Jangan. Karena ada satu fakta yang tidak akan bisa terbantahkan. Manusia tidak ada yang sempurna. Setiap manusia akan memiliki kekurangan masing-masing. Jadi kalau mereka menceritakan “kesempurnaan” anaknya, maka mungkin mereka sedang bercerita tentang malaikat, bukan manusia.

Kenyataannya memang demikian.

Wajar saja seorang anak merasa malas belajar, kita pun demikian saat seusia mereka. Oleh karena itu diperlukan peran orangtua untuk mengingatkan para anak bahwa kemalasan tidak akan menghasilkan sesuatu yang baik.

Jika mereka tidak mau membantu ibu bapaknya mengurus rumah, juga bukan sebuah hal yang aneh. Dalam dunia anak, ada bagian dimana mereka lebih terfokus pada kata “bermain” dibandingkan “bekerja”. Lalu, kenapa harus heran kalau anak kita sendiri enggan membantu. Disitulah tantangannya menjadi orangtua.

Kita harus mampu membimbing mereka dan mengajarkan bahwa ada saat bermain, ada saat bekerja. Sebagai orangtua, kita juga harus bisa menyadarkan dan menanamkan bahwa apa yang mereka lakukan akan membawa kebaikan di masa datang.

Jadi, wajar saja kalau seorang anak tidak sempurna. Bahkan, para orangtua sendiri tetaplah tidak sempurna sampai akhir hayatnya. Itulah manusia.

Jangan pula berpandangan bahwa mereka yang mengembar-gemborkan kesempurnaan anaknya adalah malaikat. Sudah pasti bukan karena untuk memiliki keluarga, anak, diperlukan nafsu dan itu tidak ada dalam diri malaikat. Bisa dipastikan yang sedang berceloteh di depan Anda bukanlah malaikat karena ia memiliki anak.

Yang ada di depan Anda adalah orangtua yang mungkin karena terlalu bangga kepada anak mereka, lupa tentang masalah tidak sempurnanya manusia. Mereka bisa juga hanya melakukan pencitraan agar mereka disebut dirinya orangtua yang sukses dan berhasil. Atau, kalau mau berpandangan buruk, mungkin mereka menutupi keresahan hatinya sendiri karena kenyataannya anak mereka sangat bandel, malas, dan bodoh.

Ada banyak alasan orangtua melakukan pencitraan agar masyarakat memandang bahwa anaknya adalah anak yang baik dan hebat. Kita tidak pernah tahu apa tujuan dan maksud mereka mengumbar seperti itu, jadi tidaklah perlu mengikuti cara mereka memandang anak. Ikuti saja hati nurani sendiri.

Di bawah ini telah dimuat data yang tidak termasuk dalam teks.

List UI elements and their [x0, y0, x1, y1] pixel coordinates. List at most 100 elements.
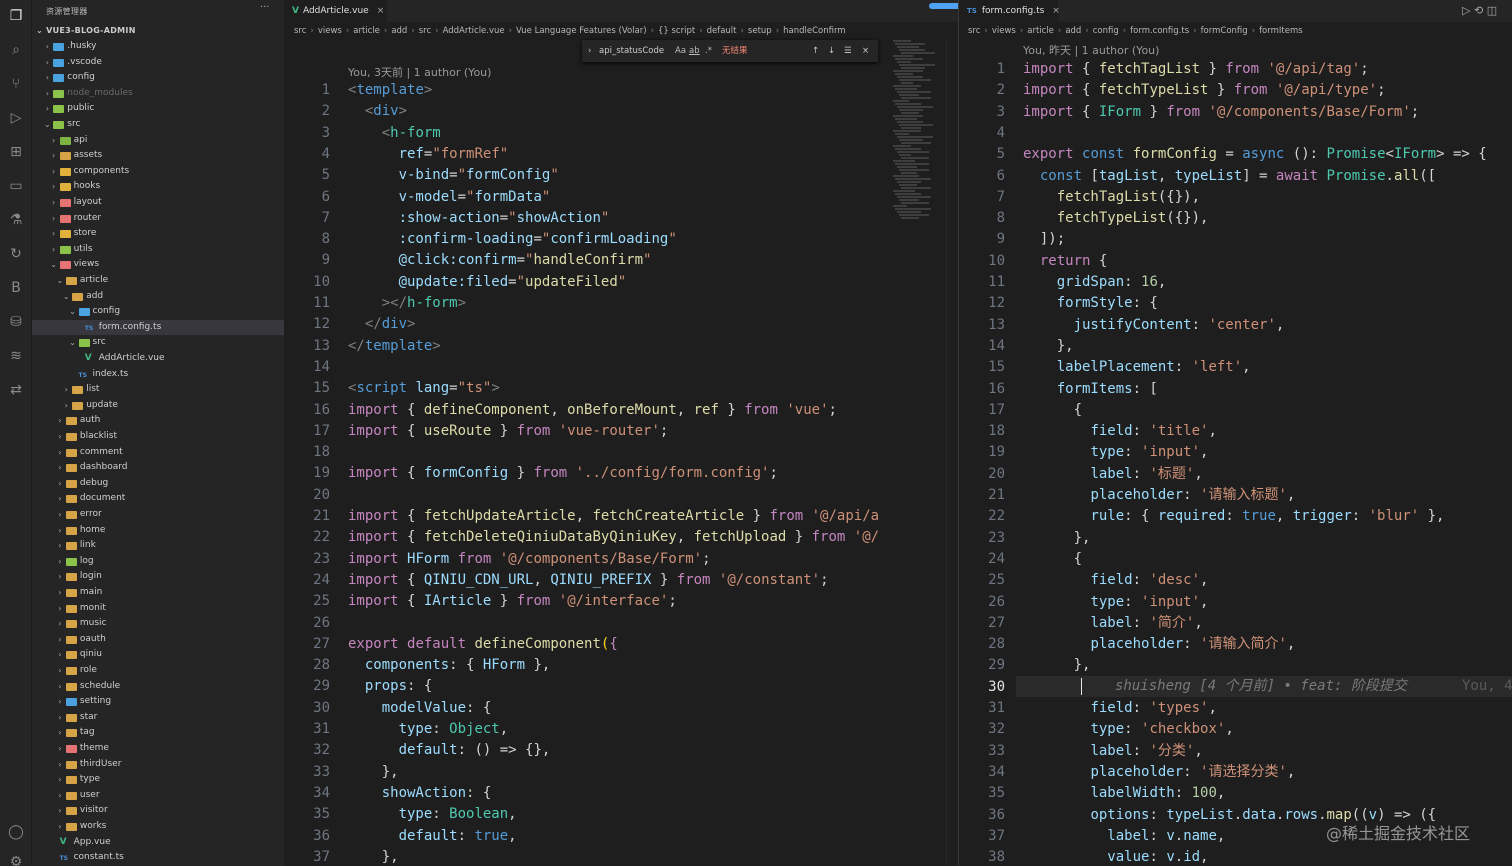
tree-item[interactable]: › store	[32, 226, 284, 241]
code-line[interactable]: type: 'checkbox',	[1023, 719, 1233, 740]
tree-item[interactable]: › main	[32, 585, 284, 600]
code-line[interactable]: label: '标题',	[1023, 464, 1202, 485]
breadcrumb-item[interactable]: Vue Language Features (Volar)	[516, 26, 647, 36]
tree-item[interactable]: TS form.config.ts	[32, 319, 284, 335]
code-line[interactable]: import HForm from '@/components/Base/For…	[348, 549, 711, 570]
code-line[interactable]: <script lang="ts">	[348, 378, 500, 399]
code-line[interactable]: formStyle: {	[1023, 293, 1158, 314]
tree-item[interactable]: › tag	[32, 725, 284, 740]
code-line[interactable]: },	[1023, 528, 1091, 549]
tree-item[interactable]: › update	[32, 398, 284, 413]
breadcrumb-item[interactable]: formItems	[1259, 26, 1303, 36]
breadcrumb-item[interactable]: src	[419, 26, 431, 36]
breadcrumb-item[interactable]: {} script	[658, 26, 695, 36]
code-line[interactable]: default: true,	[348, 826, 517, 847]
breadcrumb-item[interactable]: handleConfirm	[783, 26, 845, 36]
scrollbar[interactable]	[946, 40, 958, 866]
tree-item[interactable]: › dashboard	[32, 460, 284, 475]
match-case-icon[interactable]: Aa	[675, 40, 686, 62]
split-icon[interactable]: ◫	[1487, 4, 1497, 17]
code-line[interactable]: :confirm-loading="confirmLoading"	[348, 229, 677, 250]
tree-item[interactable]: › document	[32, 491, 284, 506]
tree-item[interactable]: › login	[32, 569, 284, 584]
explorer-icon[interactable]: ❐	[6, 6, 26, 26]
tree-item[interactable]: TS index.ts	[32, 367, 284, 382]
code-line[interactable]: type: Boolean,	[348, 804, 517, 825]
tree-item[interactable]: › config	[32, 70, 284, 85]
codelens-left[interactable]: You, 3天前 | 1 author (You)	[348, 64, 491, 80]
code-line[interactable]: default: () => {},	[348, 740, 551, 761]
close-icon[interactable]: ×	[377, 6, 385, 16]
code-line[interactable]: field: 'title',	[1023, 421, 1216, 442]
regex-icon[interactable]: .*	[705, 40, 712, 62]
code-line[interactable]: placeholder: '请选择分类',	[1023, 762, 1295, 783]
whole-word-icon[interactable]: ab	[689, 40, 700, 62]
code-line[interactable]: @click:confirm="handleConfirm"	[348, 250, 652, 271]
breadcrumb-item[interactable]: config	[1093, 26, 1119, 36]
find-input[interactable]: api_statusCode	[599, 40, 664, 62]
left-editor[interactable]: 1 <template> 2 <div> 3 <h-form 4 ref="formRe…	[284, 40, 946, 866]
remote-explorer-icon[interactable]: ▭	[6, 176, 26, 196]
tree-item[interactable]: › node_modules	[32, 86, 284, 101]
code-line[interactable]: placeholder: '请输入简介',	[1023, 634, 1295, 655]
tree-item[interactable]: › blacklist	[32, 429, 284, 444]
code-line[interactable]: label: '简介',	[1023, 613, 1202, 634]
tree-item[interactable]: V AddArticle.vue	[32, 351, 284, 366]
tree-item[interactable]: › theme	[32, 741, 284, 756]
code-line[interactable]: type: Object,	[348, 719, 509, 740]
breadcrumb-item[interactable]: src	[294, 26, 306, 36]
code-line[interactable]: field: 'types',	[1023, 698, 1216, 719]
code-line[interactable]: <h-form	[348, 123, 441, 144]
tree-item[interactable]: ⌄ src	[32, 117, 284, 132]
run-debug-icon[interactable]: ▷	[6, 108, 26, 128]
tree-item[interactable]: › home	[32, 523, 284, 538]
tree-item[interactable]: › thirdUser	[32, 757, 284, 772]
code-line[interactable]: export default defineComponent({	[348, 634, 618, 655]
tree-item[interactable]: › debug	[32, 476, 284, 491]
tree-item[interactable]: › user	[32, 788, 284, 803]
tree-item[interactable]: › hooks	[32, 179, 284, 194]
tree-item[interactable]: › components	[32, 164, 284, 179]
tree-item[interactable]: ⌄ views	[32, 257, 284, 272]
code-line[interactable]: },	[348, 762, 399, 783]
tree-item[interactable]: › works	[32, 819, 284, 834]
breadcrumb-item[interactable]: add	[391, 26, 407, 36]
tree-item[interactable]: › router	[32, 211, 284, 226]
code-line[interactable]: fetchTypeList({}),	[1023, 208, 1209, 229]
database-icon[interactable]: ⛁	[6, 312, 26, 332]
extensions-icon[interactable]: ⊞	[6, 142, 26, 162]
code-line[interactable]: @update:filed="updateFiled"	[348, 272, 627, 293]
code-line[interactable]: },	[348, 847, 399, 866]
source-control-icon[interactable]: ⑂	[6, 74, 26, 94]
bookmark-icon[interactable]: B	[6, 278, 26, 298]
code-line[interactable]: label: '分类',	[1023, 741, 1202, 762]
code-line[interactable]: export const formConfig = async (): Prom…	[1023, 144, 1487, 165]
code-line[interactable]: import { defineComponent, onBeforeMount,…	[348, 400, 837, 421]
code-line[interactable]: label: v.name,	[1023, 826, 1225, 847]
code-line[interactable]: modelValue: {	[348, 698, 492, 719]
code-line[interactable]: props: {	[348, 676, 432, 697]
tree-item[interactable]: › schedule	[32, 679, 284, 694]
breadcrumb-item[interactable]: add	[1065, 26, 1081, 36]
previous-match-icon[interactable]: ↑	[812, 40, 819, 62]
code-line[interactable]: ref="formRef"	[348, 144, 509, 165]
tree-item[interactable]: › assets	[32, 148, 284, 163]
tab-form-config-ts[interactable]: TS form.config.ts ×	[959, 0, 1060, 22]
live-share-icon[interactable]: ⇄	[6, 380, 26, 400]
code-line[interactable]: import { IForm } from '@/components/Base…	[1023, 102, 1419, 123]
tree-item[interactable]: › qiniu	[32, 647, 284, 662]
code-line[interactable]: const [tagList, typeList] = await Promis…	[1023, 166, 1436, 187]
tree-item[interactable]: › api	[32, 133, 284, 148]
code-line[interactable]: labelWidth: 100,	[1023, 783, 1225, 804]
tree-item[interactable]: › layout	[32, 195, 284, 210]
tree-item[interactable]: › star	[32, 710, 284, 725]
breadcrumb-item[interactable]: form.config.ts	[1130, 26, 1189, 36]
code-line[interactable]: fetchTagList({}),	[1023, 187, 1200, 208]
code-line[interactable]: gridSpan: 16,	[1023, 272, 1167, 293]
find-in-selection-icon[interactable]: ☰	[844, 40, 852, 62]
close-find-icon[interactable]: ×	[862, 40, 869, 62]
code-line[interactable]: import { fetchTagList } from '@/api/tag'…	[1023, 59, 1369, 80]
search-icon[interactable]: ⌕	[6, 40, 26, 60]
code-line[interactable]: rule: { required: true, trigger: 'blur' …	[1023, 506, 1444, 527]
code-line[interactable]: import { formConfig } from '../config/fo…	[348, 463, 778, 484]
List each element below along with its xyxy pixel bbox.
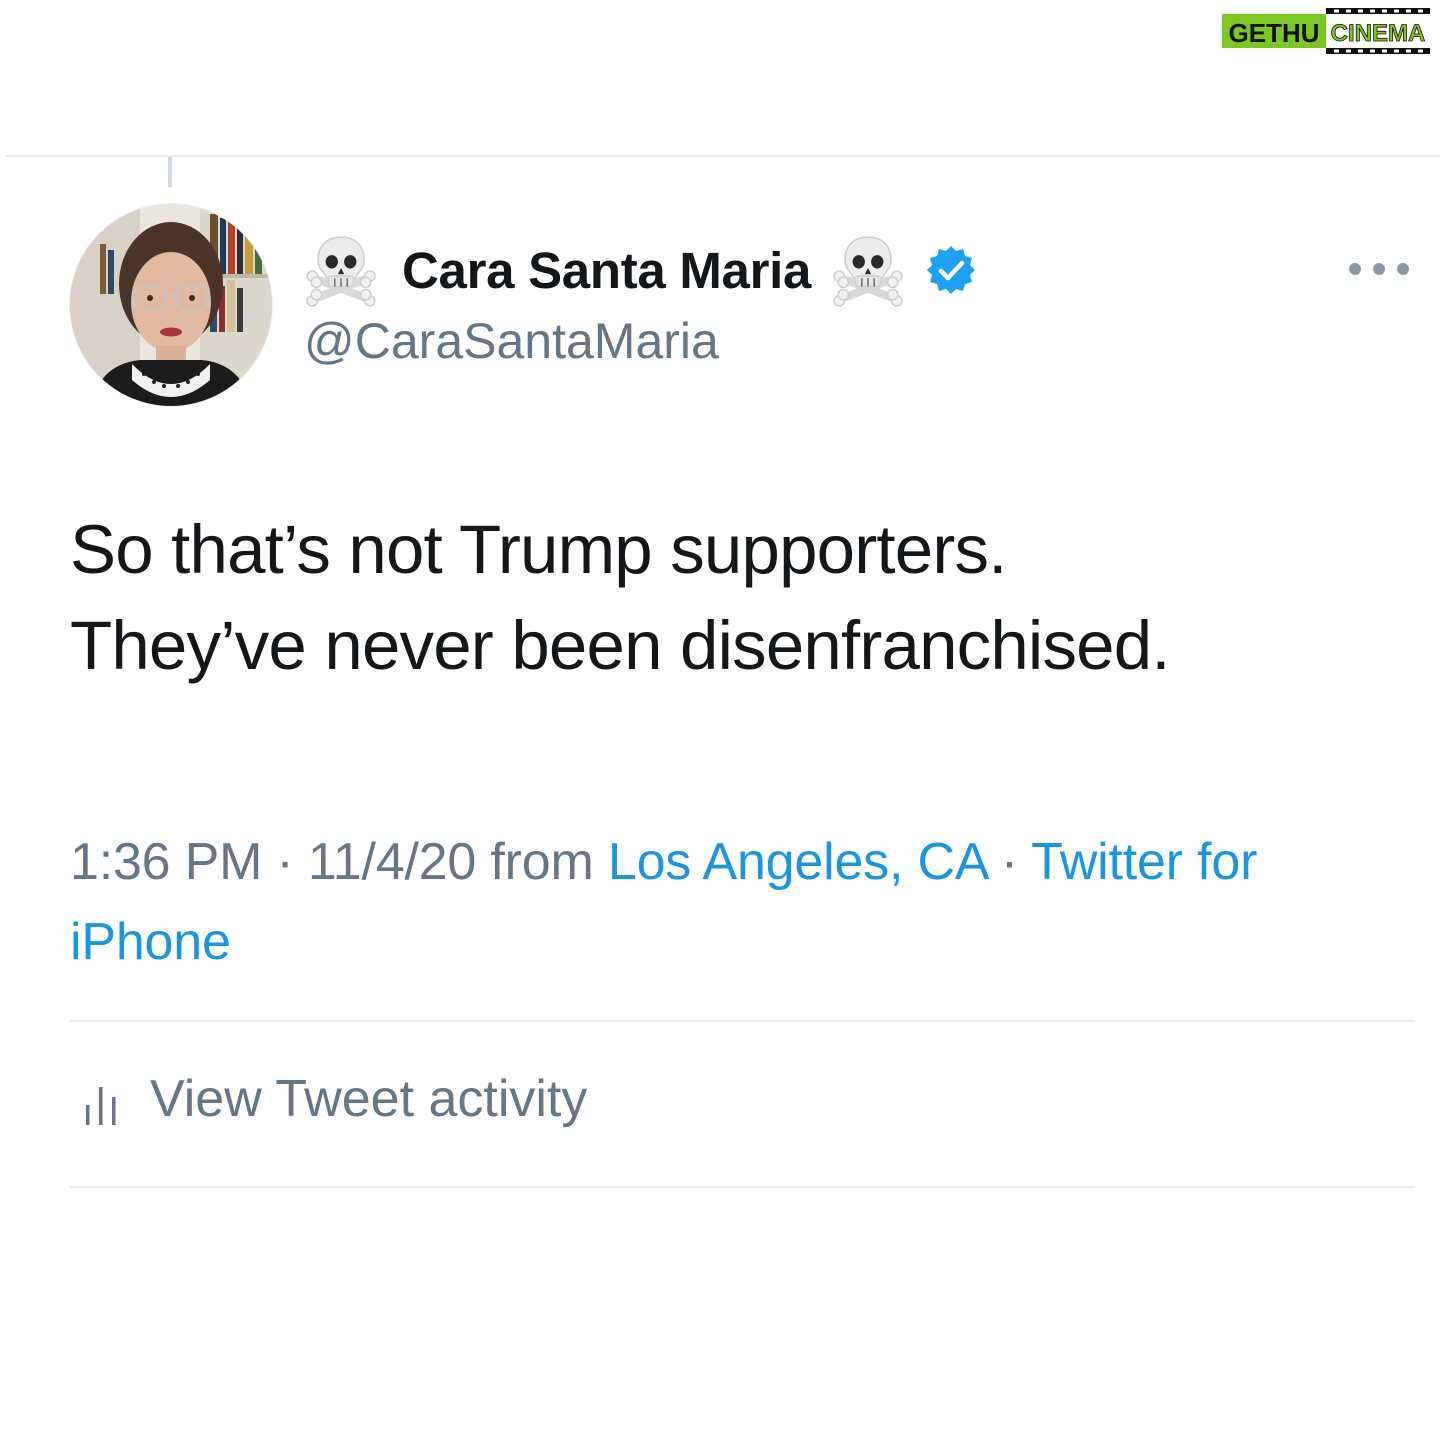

Kalaupun mau mengambil sisi positif, anggaplah bahwa mereka sedang mengingatkan bahwa anak kita penuh kekurangan dan sebagai orangtua harus berusaha lebih baik lagi. Bisa kan memandang dari sisi itu juga?

Hanya yang pasti, janganlah ikut serta dalam cara mereka menggambarkan anak sendiri sebagai anak yang sempurna dan tanpa kekurangan.

Alasannya karena,

1) hal itu tidak mungkin ada.
2) mengatakan hal seperti itu akan membuat orang mencibir dan menjauh dari Anda karena mayoritas orang pun tahu tentang no 1) tadi, yaitu tidak ada anak yang sempurna dimanapun karena lahir dari orangtua yang penuh ketidaksempurnaan. Mengatakan sebaliknya adalah sebuah bentuk kesombongan

Katakanlah kepada masyarakat apa adanya. Anak kita tidak sempurna. Mereka “sempurna” bagi kita para orangtua karena sudah hadir dalam kehidupan kita dan membuatnya menjadi “sempurna” dengan kebahagiaan. Bukan karena mereka makhluk yang sempurna.